La demanda se centra en el Asistente de Google, una herramienta diseñada para activarse únicamente cuando el usuario pronuncia comandos específicos como «Hey Google» u «Okay Google», o cuando se presiona manualmente un botón. Sin embargo, los demandantes sostienen que la compañía grabó conversaciones privadas sin autorización, incluso cuando no se utilizó ninguna palabra clave.
De acuerdo con la acusación, las grabaciones indebidas habrían ocurrido en una amplia gama de productos, incluidos teléfonos inteligentes, altavoces domésticos, computadoras portátiles, tabletas, dispositivos Chromecast y auriculares inalámbricos de la marca.

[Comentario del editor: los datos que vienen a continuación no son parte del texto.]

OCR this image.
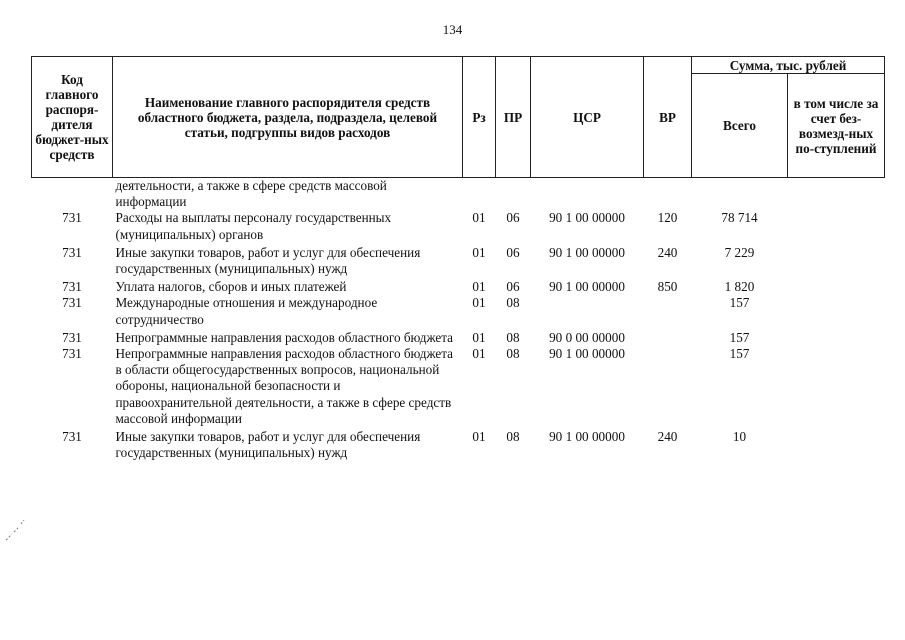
134
Код главного распоря-дителя бюджет-ных средств	Наименование главного распорядителя средств областного бюджета, раздела, подраздела, целевой статьи, подгруппы видов расходов	Рз	ПР	ЦСР	ВР	Сумма, тыс. рублей	
						Всего	в том числе за счет без-возмезд-ных по-ступлений
	деятельности, а также в сфере средств массовой информации						
731	Расходы на выплаты персоналу государственных (муниципальных) органов	01	06	90 1 00 00000	120	78 714	
731	Иные закупки товаров, работ и услуг для обеспечения государственных (муниципальных) нужд	01	06	90 1 00 00000	240	7 229	
731	Уплата налогов, сборов и иных платежей	01	06	90 1 00 00000	850	1 820	
731	Международные отношения и международное сотрудничество	01	08			157	
731	Непрограммные направления расходов областного бюджета	01	08	90 0 00 00000		157	
731	Непрограммные направления расходов областного бюджета в области общегосударственных вопросов, национальной обороны, национальной безопасности и правоохранительной деятельности, а также в сфере средств массовой информации	01	08	90 1 00 00000		157	
731	Иные закупки товаров, работ и услуг для обеспечения государственных (муниципальных) нужд	01	08	90 1 00 00000	240	10	
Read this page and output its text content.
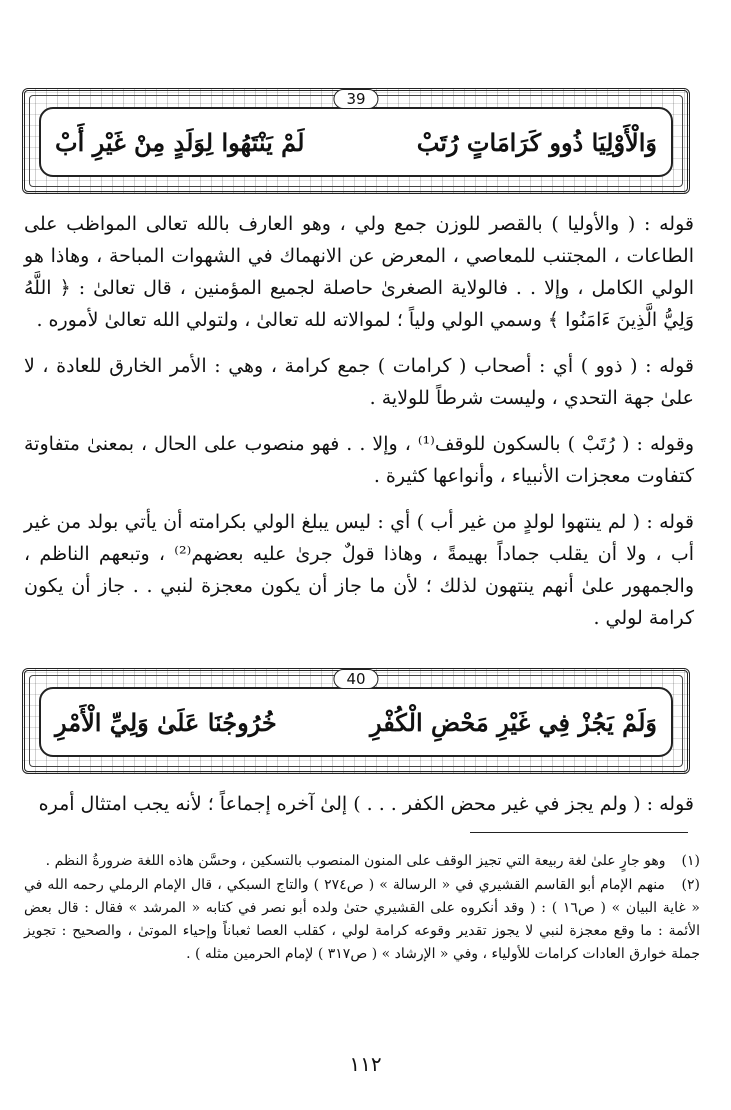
39
وَالْأَوْلِيَا ذُوو كَرَامَاتٍ رُتَبْ
لَمْ يَنْتَهُوا لِوَلَدٍ مِنْ غَيْرِ أَبْ

قوله : ( والأوليا ) بالقصر للوزن جمع ولي ، وهو العارف بالله تعالى المواظب على الطاعات ، المجتنب للمعاصي ، المعرض عن الانهماك في الشهوات المباحة ، وهاذا هو الولي الكامل ، وإلا . . فالولاية الصغرىٰ حاصلة لجميع المؤمنين ، قال تعالىٰ : ﴿ اللَّهُ وَلِيُّ الَّذِينَ ءَامَنُوا ﴾ وسمي الولي ولياً ؛ لموالاته لله تعالىٰ ، ولتولي الله تعالىٰ لأموره .

قوله : ( ذوو ) أي : أصحاب ( كرامات ) جمع كرامة ، وهي : الأمر الخارق للعادة ، لا علىٰ جهة التحدي ، وليست شرطاً للولاية .

وقوله : ( رُتَبْ ) بالسكون للوقف⁽¹⁾ ، وإلا . . فهو منصوب على الحال ، بمعنىٰ متفاوتة كتفاوت معجزات الأنبياء ، وأنواعها كثيرة .

قوله : ( لم ينتهوا لولدٍ من غير أب ) أي : ليس يبلغ الولي بكرامته أن يأتي بولد من غير أب ، ولا أن يقلب جماداً بهيمةً ، وهاذا قولٌ جرىٰ عليه بعضهم⁽²⁾ ، وتبعهم الناظم ، والجمهور علىٰ أنهم ينتهون لذلك ؛ لأن ما جاز أن يكون معجزة لنبي . . جاز أن يكون كرامة لولي .

40
وَلَمْ يَجُزْ فِي غَيْرِ مَحْضِ الْكُفْرِ
خُرُوجُنَا عَلَىٰ وَلِيِّ الْأَمْرِ

قوله : ( ولم يجز في غير محض الكفر . . . ) إلىٰ آخره إجماعاً ؛ لأنه يجب امتثال أمره

(١) وهو جارٍ علىٰ لغة ربيعة التي تجيز الوقف على المنون المنصوب بالتسكين ، وحسَّن هاذه اللغة ضرورةُ النظم .

(٢) منهم الإمام أبو القاسم القشيري في « الرسالة » ( ص٢٧٤ ) والتاج السبكي ، قال الإمام الرملي رحمه الله في « غاية البيان » ( ص١٦ ) : ( وقد أنكروه على القشيري حتىٰ ولده أبو نصر في كتابه « المرشد » فقال : قال بعض الأئمة : ما وقع معجزة لنبي لا يجوز تقدير وقوعه كرامة لولي ، كقلب العصا ثعباناً وإحياء الموتىٰ ، والصحيح : تجويز جملة خوارق العادات كرامات للأولياء ، وفي « الإرشاد » ( ص٣١٧ ) لإمام الحرمين مثله ) .

١١٢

Publicidad personalizada y escuchas sin consentimiento
Los usuarios también afirmaron haber recibido publicidad personalizada basada en conversaciones privadas, lo que reforzó las sospechas de que sus dispositivos estaban escuchando sin consentimiento, informó Reuters.
Google negó haber actuado de manera indebida, pero explicó que decidió alcanzar un acuerdo para evitar la «incertidumbre, el riesgo, los gastos y las distracciones» asociados a un proceso judicial prolongado, según consta en los documentos del caso.
El acuerdo aún debe ser aprobado por la jueza federal Beth Labson Freeman, del Tribunal del Distrito Norte de California, con sede en San José. Por el momento, no está claro cuánto dinero recibirán los demandantes individuales una vez descontados los honorarios legales y otros costos.
Antecedentes similares
El caso se suma a una serie de litigios similares contra grandes tecnológicas. En un antecedente reciente, Apple aceptó pagar $95 millones para resolver una demanda relacionada con su asistente virtual Siri.